Subject of a recent article in The Nation. They’re also doing an on-line poll. (It offers only five choices – Buchanan, Harding, Hoover, Nixon, and GWB.)
“Not statistically valid.”
No kidding.
I know we all tend to bias toward the recent when we try to rate best and worst over the centuries, but George W Bush is the obvious choice. I don’t believe any president ever made a bigger mistake than invading Iraq, and that he knowingly misled, spun the intelligence, and/or outright lied to start it makes it even worse.
[shrug] Online polls never are.
Harding was more corrupt.
Jackson was a genocidal madman, but he is justly credited with an important win in the War of 1812 and for opening up American democracy.
Grant was likely just as inept, but still gets spillover credit for his military career, and at the least didn’t start a useless war.
It’s hard to think of another president that was as much and as spectacular of a failure as the current one. Has the man actually accomplished anything?
I voted for Buchanan, because of the Civil War. He did absolutely jack-shit to stave off a conflict that had been brewing for decades; other men worked out compromises to keep the fighting in the future, but Buchanan just let everything build up. Bush caused another country’s civil war through his own greed and incompetence, but Buchanan caused our civil war by supporting passively and actively (Bleeding Kansas) tensions between two groups primed for bloodshed.
Probably Buchanan. My guess is Bush will wind up being the worst ever, but at this point we don’t have the historical distance to make that judgement.
I’m happy to vote for GWB. Can even a backer of the man point to a single durable and positive accomplishment? Historians will remember him for little more than the Iraq war, which, as a piece of governmental folly, has few equals.
Even Warren G. Harding, the man who admitted he was unfit for the job, has no comparable blemish to his record. Teapot Dome was trivial by comparison to Iraq.
According to this book, it seems that Woodrow Wilson might actually be a better choice. If you look at the US invasions into Cuba, Nicaragua, Mexico, Russia (yes, Russia), and others I might say that he has GWB beat. Then there would be Wilson’s intentional segregation of the US Government, the support for the KKK, etc. Yep, seems like GWB is a right upstanding individual by comparison.
Tax breaks and very very nice increases in stock prices for a lot of US arms and support companies. A lot of people have made a lot of money during the last 6 years.
I don’t know enough about US history to really give an educated answer but the American civil war was the most disastrous thing to ever happen to the US.
Iraq is bad and Bush is a terrible President but so far the results of his lying and overall mismanagement are not up to the American Civil War level of FUBARness no matter how much I want Bush to be the worst or the worst.
He pretty fucking bad though
I think he’ll lose this crown once we (eventually) learn about all the closed-room deals that have been cooked up by the present Administration.
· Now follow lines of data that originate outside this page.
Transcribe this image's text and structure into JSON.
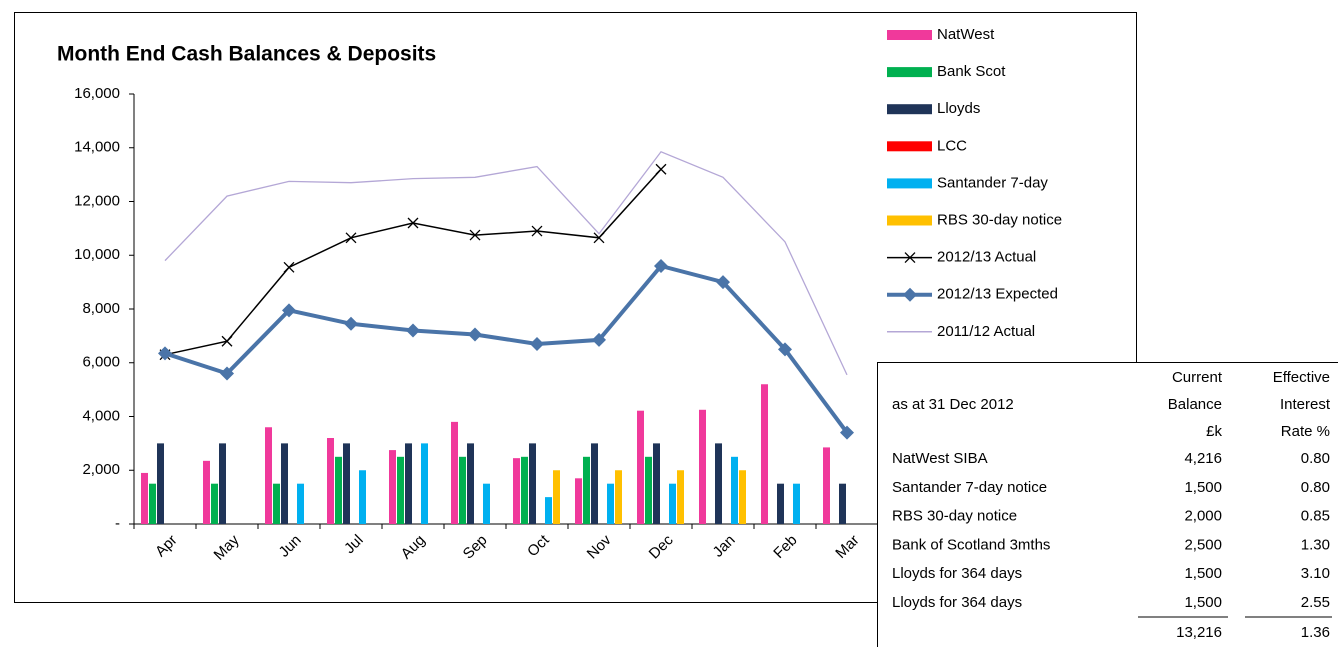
{
  "chart_data": {
    "type": "combo",
    "title": "Month End Cash Balances & Deposits",
    "categories": [
      "Apr",
      "May",
      "Jun",
      "Jul",
      "Aug",
      "Sep",
      "Oct",
      "Nov",
      "Dec",
      "Jan",
      "Feb",
      "Mar"
    ],
    "ylim": [
      0,
      16000
    ],
    "yticks": [
      {
        "value": 0,
        "label": "-"
      },
      {
        "value": 2000,
        "label": "2,000"
      },
      {
        "value": 4000,
        "label": "4,000"
      },
      {
        "value": 6000,
        "label": "6,000"
      },
      {
        "value": 8000,
        "label": "8,000"
      },
      {
        "value": 10000,
        "label": "10,000"
      },
      {
        "value": 12000,
        "label": "12,000"
      },
      {
        "value": 14000,
        "label": "14,000"
      },
      {
        "value": 16000,
        "label": "16,000"
      }
    ],
    "series": [
      {
        "name": "NatWest",
        "type": "bar",
        "color": "#f0399b",
        "values": [
          1900,
          2350,
          3600,
          3200,
          2750,
          3800,
          2450,
          1700,
          4216,
          4250,
          5200,
          2850
        ]
      },
      {
        "name": "Bank Scot",
        "type": "bar",
        "color": "#00b050",
        "values": [
          1500,
          1500,
          1500,
          2500,
          2500,
          2500,
          2500,
          2500,
          2500,
          0,
          0,
          0
        ]
      },
      {
        "name": "Lloyds",
        "type": "bar",
        "color": "#1f3458",
        "values": [
          3000,
          3000,
          3000,
          3000,
          3000,
          3000,
          3000,
          3000,
          3000,
          3000,
          1500,
          1500
        ]
      },
      {
        "name": "LCC",
        "type": "bar",
        "color": "#ff0000",
        "values": [
          0,
          0,
          0,
          0,
          0,
          0,
          0,
          0,
          0,
          0,
          0,
          0
        ]
      },
      {
        "name": "Santander 7-day",
        "type": "bar",
        "color": "#00b0f0",
        "values": [
          0,
          0,
          1500,
          2000,
          3000,
          1500,
          1000,
          1500,
          1500,
          2500,
          1500,
          0
        ]
      },
      {
        "name": "RBS 30-day notice",
        "type": "bar",
        "color": "#ffc000",
        "values": [
          0,
          0,
          0,
          0,
          0,
          0,
          2000,
          2000,
          2000,
          2000,
          0,
          0
        ]
      },
      {
        "name": "2012/13 Actual",
        "type": "line-cross",
        "color": "#000000",
        "values": [
          6300,
          6800,
          9550,
          10650,
          11200,
          10750,
          10900,
          10650,
          13200,
          null,
          null,
          null
        ]
      },
      {
        "name": "2012/13 Expected",
        "type": "line-diamond",
        "color": "#4a74a8",
        "values": [
          6350,
          5600,
          7950,
          7450,
          7200,
          7050,
          6700,
          6850,
          9600,
          9000,
          6500,
          3400
        ]
      },
      {
        "name": "2011/12 Actual",
        "type": "line",
        "color": "#b4a7d6",
        "values": [
          9800,
          12200,
          12750,
          12700,
          12850,
          12900,
          13300,
          10800,
          13850,
          12900,
          10500,
          5550
        ]
      }
    ]
  },
  "table": {
    "caption": "as at 31 Dec 2012",
    "header": [
      [
        "Current",
        "Balance",
        "£k"
      ],
      [
        "Effective",
        "Interest",
        "Rate %"
      ]
    ],
    "rows": [
      [
        "NatWest SIBA",
        "4,216",
        "0.80"
      ],
      [
        "Santander 7-day notice",
        "1,500",
        "0.80"
      ],
      [
        "RBS 30-day notice",
        "2,000",
        "0.85"
      ],
      [
        "Bank of Scotland 3mths",
        "2,500",
        "1.30"
      ],
      [
        "Lloyds for 364 days",
        "1,500",
        "3.10"
      ],
      [
        "Lloyds for 364 days",
        "1,500",
        "2.55"
      ]
    ],
    "total": [
      "13,216",
      "1.36"
    ]
  }
}
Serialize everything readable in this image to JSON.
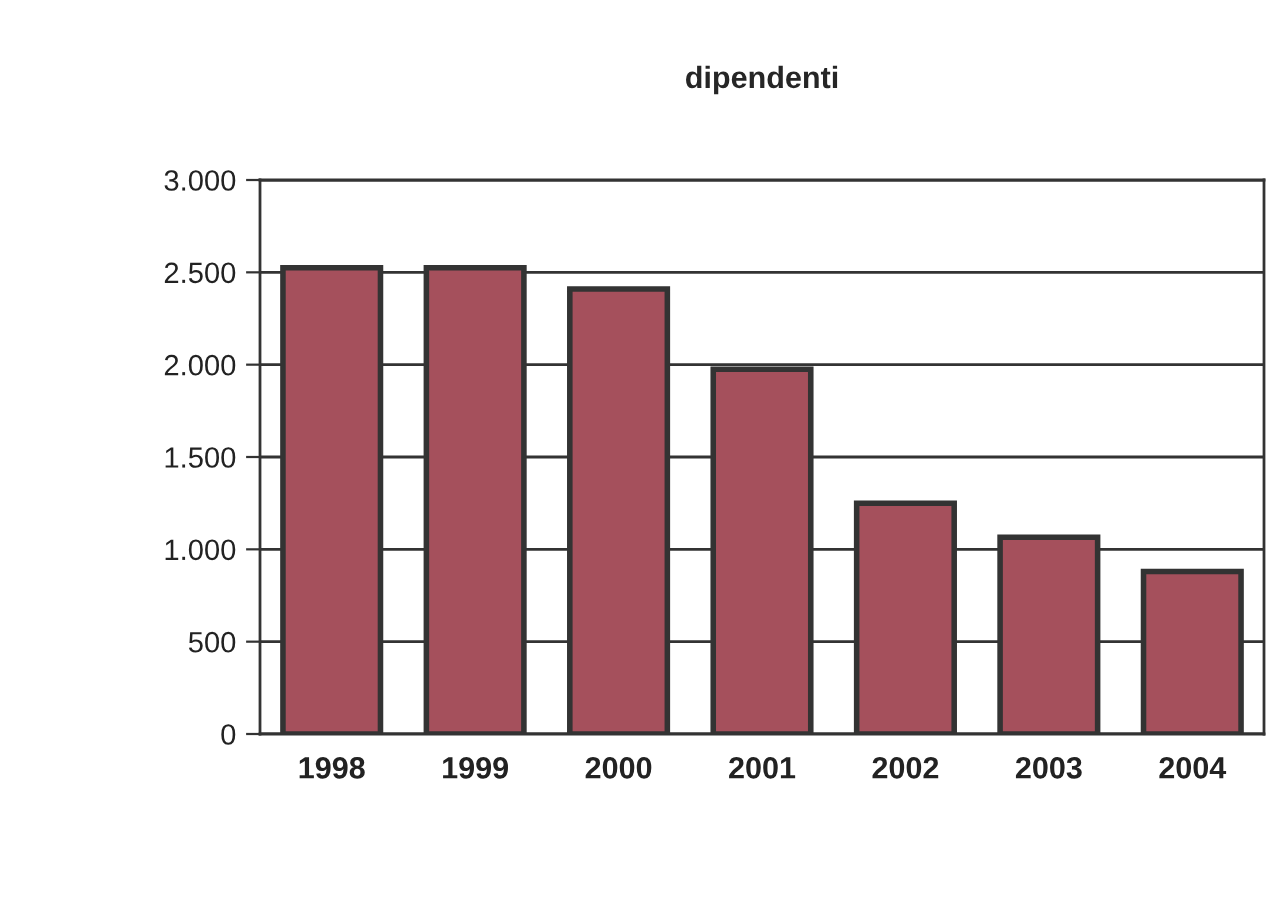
{
  "chart_data": {
    "type": "bar",
    "title": "dipendenti",
    "categories": [
      "1998",
      "1999",
      "2000",
      "2001",
      "2002",
      "2003",
      "2004"
    ],
    "values": [
      2525,
      2525,
      2410,
      1975,
      1250,
      1065,
      880
    ],
    "color": "#a5505c",
    "ylim": [
      0,
      3000
    ],
    "yticks": [
      {
        "value": 0,
        "label": "0"
      },
      {
        "value": 500,
        "label": "500"
      },
      {
        "value": 1000,
        "label": "1.000"
      },
      {
        "value": 1500,
        "label": "1.500"
      },
      {
        "value": 2000,
        "label": "2.000"
      },
      {
        "value": 2500,
        "label": "2.500"
      },
      {
        "value": 3000,
        "label": "3.000"
      }
    ],
    "grid": "y"
  }
}
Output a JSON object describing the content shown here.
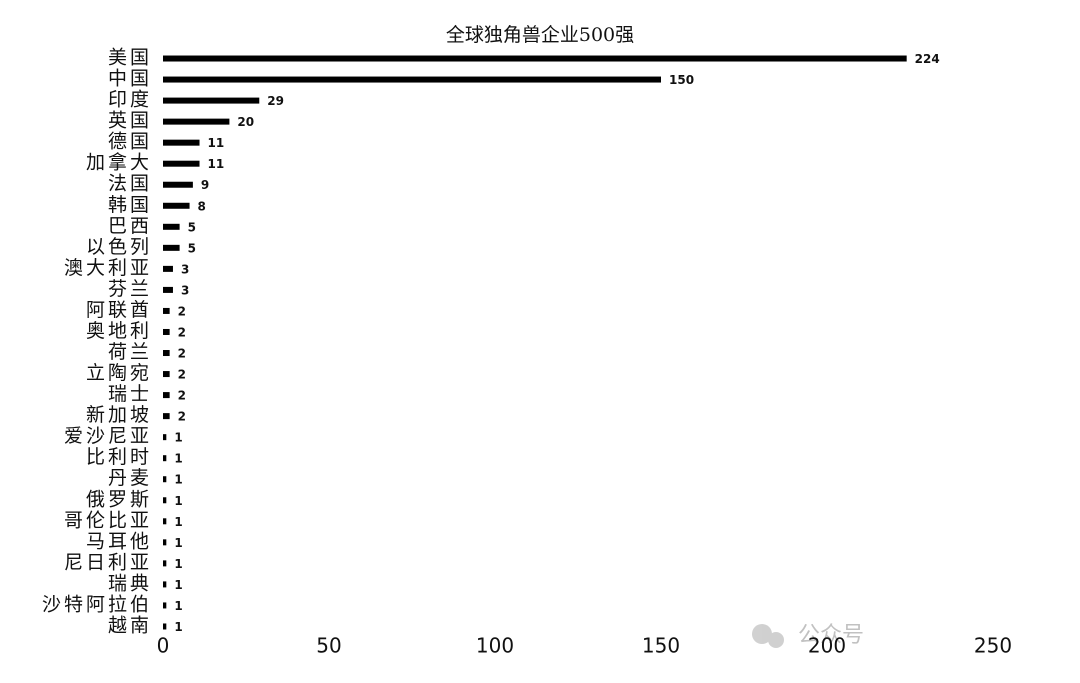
{
  "chart_data": {
    "type": "bar",
    "orientation": "horizontal",
    "title": "全球独角兽企业500强",
    "categories": [
      "美国",
      "中国",
      "印度",
      "英国",
      "德国",
      "加拿大",
      "法国",
      "韩国",
      "巴西",
      "以色列",
      "澳大利亚",
      "芬兰",
      "阿联酋",
      "奥地利",
      "荷兰",
      "立陶宛",
      "瑞士",
      "新加坡",
      "爱沙尼亚",
      "比利时",
      "丹麦",
      "俄罗斯",
      "哥伦比亚",
      "马耳他",
      "尼日利亚",
      "瑞典",
      "沙特阿拉伯",
      "越南"
    ],
    "values": [
      224,
      150,
      29,
      20,
      11,
      11,
      9,
      8,
      5,
      5,
      3,
      3,
      2,
      2,
      2,
      2,
      2,
      2,
      1,
      1,
      1,
      1,
      1,
      1,
      1,
      1,
      1,
      1
    ],
    "color": "#000000",
    "xlim": [
      0,
      250
    ],
    "xticks": [
      0,
      50,
      100,
      150,
      200,
      250
    ],
    "watermark": "公众号"
  }
}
You don’t look a day over 150.
Well, dwarves do tend to live a long time.
Tax breaks are hardly a good thing when you are throwing money away at the same time, and that’s what Bush has been doing in Iraq and elsewhere.
In Buchanan’s defense, was the Civil War avoidable? Perhaps some compromises could have kept the union intact for a matter of several years, but is it realistic to think that anything Buchanan could have done would have done anything but delay the inevitable?
Yeah, Buchanan is the 800-lb. gorilla of bad presidents; he sets the bar really low for malefactors to limbo under.
I suppose it depends on what criteria one uses to define “bad” and “worst”. GWB has shown flashes of a maliciousness that (from that list of five) only Nixon is known to have exceeded, but Buchanan’s combination of fatalistic passivity and ill-hidden sympathy for Secession inarguably did more damage.
Sailboat
Perhaps not, but he didn’t even try. Henry Clay did a great deal to stave off war. So did Daniel Webster. Neither of them were President, and both did far more than Buchanan to try to save the Union.
Are you saying there aren’t people who would use that as a plus?
Sal Ammoniac ask for potential positives. I’ve seen many a poster say that the tax breaks were a positive thing.
I agree with you BTW but Bush supporters are thin on the ground here nowadays so I was just filling in.
Buchanan seemed so overwhelmed by his job that he declared he would not seek a second term… in his inaugural address. And no, he did nothing to delay or prevent the Civil War. Who knows how Bush’s decisions will look in the future - here’s betting they won’t look any smarter - but Iraq sure hasn’t killed more Americans than the Civil War.
Accurate but perhaps not totally relevant. Bush’s avoidable war has killed more people than the perhaps unavoidable US Civil War.